The driver, soured by the experience, was prepared to leave without tipping Chuck the Car Whiz. “We’re not giving him anything,” he said.

Chuck overheard our exchange. “Give whatever is in your ha-ad,” he said.

“What did you say?” the driver asked.

“He said give whatever is in your head,” I said.

“No, no,” a friend said. “He said give whatever is in your heart.”

“That’s wrong,” another friend said. “He said give whatever is in your hide. You know, hide, because wallets are made of leather. He wants you to give whatever’s in your wallet.”

Chuck the Car Whiz pointed to his chest. “Give what is in here, give what is in your ha-ad.”

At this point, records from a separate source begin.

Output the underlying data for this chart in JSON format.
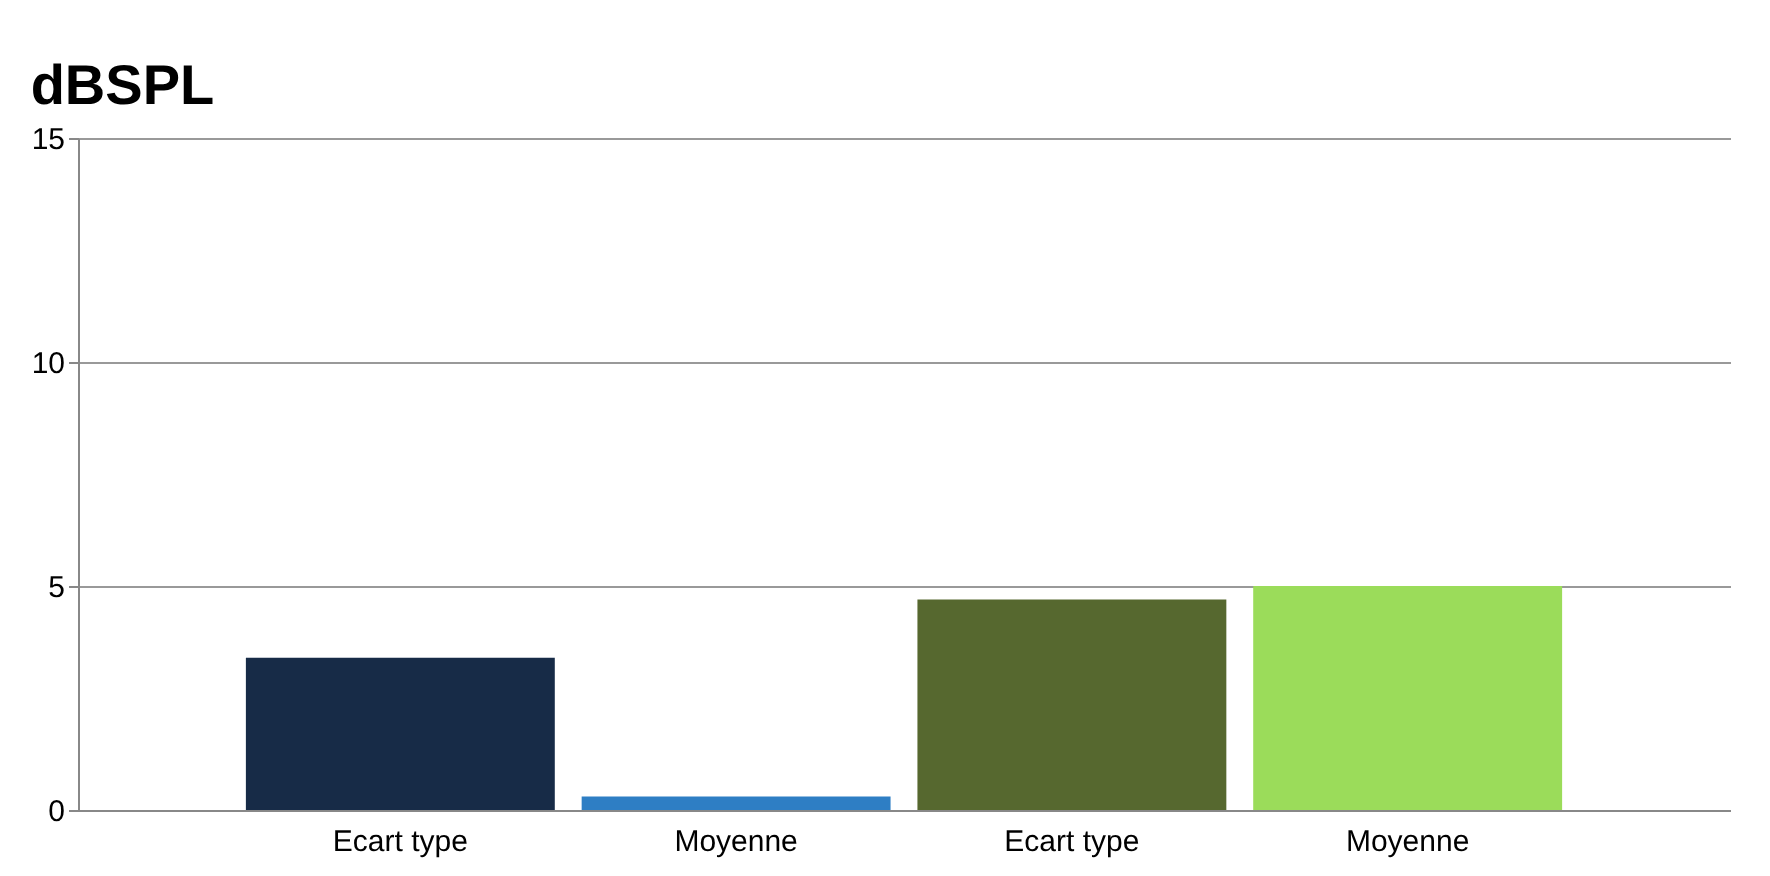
{
  "chart_data": {
    "type": "bar",
    "title": "dBSPL",
    "categories": [
      "Ecart type",
      "Moyenne",
      "Ecart type",
      "Moyenne"
    ],
    "values": [
      3.4,
      0.3,
      4.7,
      5.0
    ],
    "colors": [
      "#172b47",
      "#2e7ec4",
      "#56682f",
      "#9bdc5a"
    ],
    "ylim": [
      0,
      15
    ],
    "yticks": [
      0,
      5,
      10,
      15
    ],
    "grid": "y",
    "legend": false
  }
}
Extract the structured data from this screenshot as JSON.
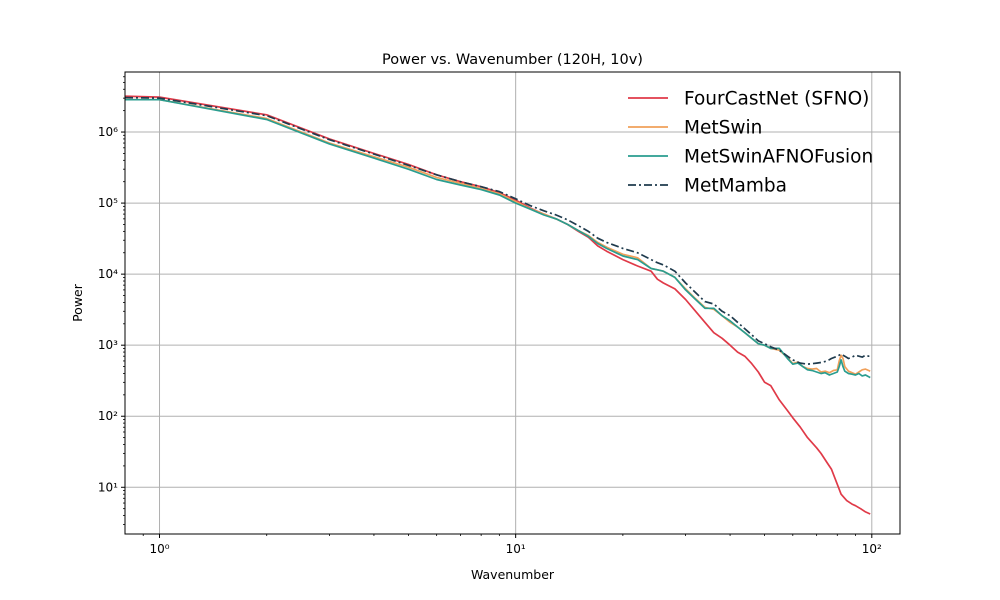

We all looked at the driver, who sighed, pulled a $5 bill from his wallet, and handed it over. Chuck thanked us, tucked his jack and crowbar under his arm, and walked away. As we got into the car, I saw him waving at us.

“Remember me,” he shouted. “Remember the Wid! I am the Wid!” We drove away, and Chuck the Car Whiz faded into the rainy night.